- Theatrical release poster
- Directed by: Valery Akhadov
- Written by: Oleg Antonov
- Produced by: Sergei Zernov; Svetlana Kuchmaeva;
- Starring: Elena Polyakova; Alexander Yakin; Alexander Korshunov;
- Cinematography: Rostislav Pirumov
- Music by: Darin Sysoev
- Production company: Tsentrnauchfilm
- Distributed by: Pan Terra
- Release date: 2005;
- Running time: 93 min.
- Country: Russia
- Language: Russian
- Box office: $30 000

= Greenhouse Effect (film) =

Greenhouse Effect (Парниковый эффект) is a 2005 Russian melodrama film directed by Valery Akhadov. Its premiere took place as part of the competition program of the Kinotavr.

== Plot ==
A provincial girl, Rita, is robbed of her suitcase at the station. She is all alone in a foreign bustling city with no papers, no money, and no address for her friend.

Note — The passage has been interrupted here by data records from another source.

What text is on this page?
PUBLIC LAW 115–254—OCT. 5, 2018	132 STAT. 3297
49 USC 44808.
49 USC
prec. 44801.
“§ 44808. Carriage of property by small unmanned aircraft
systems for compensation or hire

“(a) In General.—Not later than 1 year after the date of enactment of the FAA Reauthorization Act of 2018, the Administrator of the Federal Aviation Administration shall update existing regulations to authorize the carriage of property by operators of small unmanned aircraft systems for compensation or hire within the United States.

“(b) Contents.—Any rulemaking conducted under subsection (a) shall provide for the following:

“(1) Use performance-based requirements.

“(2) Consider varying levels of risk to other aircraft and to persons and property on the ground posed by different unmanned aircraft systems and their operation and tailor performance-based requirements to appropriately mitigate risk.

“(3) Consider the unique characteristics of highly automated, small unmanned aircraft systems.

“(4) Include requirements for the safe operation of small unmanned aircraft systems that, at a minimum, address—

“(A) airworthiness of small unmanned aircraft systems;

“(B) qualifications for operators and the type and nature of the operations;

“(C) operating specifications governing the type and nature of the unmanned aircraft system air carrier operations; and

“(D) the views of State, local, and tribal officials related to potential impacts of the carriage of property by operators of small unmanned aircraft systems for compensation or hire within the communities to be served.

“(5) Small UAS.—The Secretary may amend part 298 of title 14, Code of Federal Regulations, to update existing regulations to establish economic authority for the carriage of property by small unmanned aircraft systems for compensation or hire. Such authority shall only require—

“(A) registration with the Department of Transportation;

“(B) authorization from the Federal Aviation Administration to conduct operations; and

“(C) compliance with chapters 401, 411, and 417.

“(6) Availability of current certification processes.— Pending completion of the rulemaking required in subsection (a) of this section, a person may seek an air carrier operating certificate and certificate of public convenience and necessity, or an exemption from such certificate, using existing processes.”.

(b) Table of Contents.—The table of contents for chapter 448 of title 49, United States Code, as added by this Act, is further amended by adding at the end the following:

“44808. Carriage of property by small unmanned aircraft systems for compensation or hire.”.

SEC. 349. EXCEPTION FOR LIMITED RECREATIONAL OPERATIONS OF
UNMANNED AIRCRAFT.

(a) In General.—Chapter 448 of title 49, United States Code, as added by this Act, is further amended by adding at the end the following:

Rita is assisted by Ernest, a homeless boy, who is also not needed by an indifferent society.

To help Rita, Ernest robs a store and is arrested. With the money stolen by Ernest, Rita leaves for Greece, where she settles in the house of the deceased grandparents of the Greek, a deceased friend of Ernest, and waits for the release of her friend from the colony.

==Cast==
- Elena Polyakova as Rita
- Alexander Yakin as Ernest
- Alexander Korshunov as doctor
- Irina Loseva as nurse Marina
- Igor Petrusenko as Aleksey, observatory worker
- Pavel Seminihin as police lieutenant
- Anna Frolovtseva as grandmother Pasha
- Aleksey Rozin as airport security guard
- Alexander Fedorov as traveling companion
==Reception==
===Box office===
Greenhouse Effect has grossed $30 000.
===Accolades===
Valery Akhadov's film was awarded two awards at the Zlín Film Festival.
===Critical response===
As film critic Vasily Koretsky (Time Out Russia): "It is rather embarrassing to watch the development of the platonic romance of a boy and a girl; the acting here resembles an overly intimate allusion to daughter-mothers".

According to Valery Kichin, "Valery Akhadov made a powerful picture of a cold world where there is no social protection, and everyone survives alone, a world that does not need people, is not interested in them. This is our new Russia".

Sergey Kudryavtsev notes: "Perhaps, both the motif of robbery with stabbing, and the departure to a happy land, where Goethe's heroes rushed with inescapable longing, seem like overkill in this urban story" and rates the film 6 out of 10.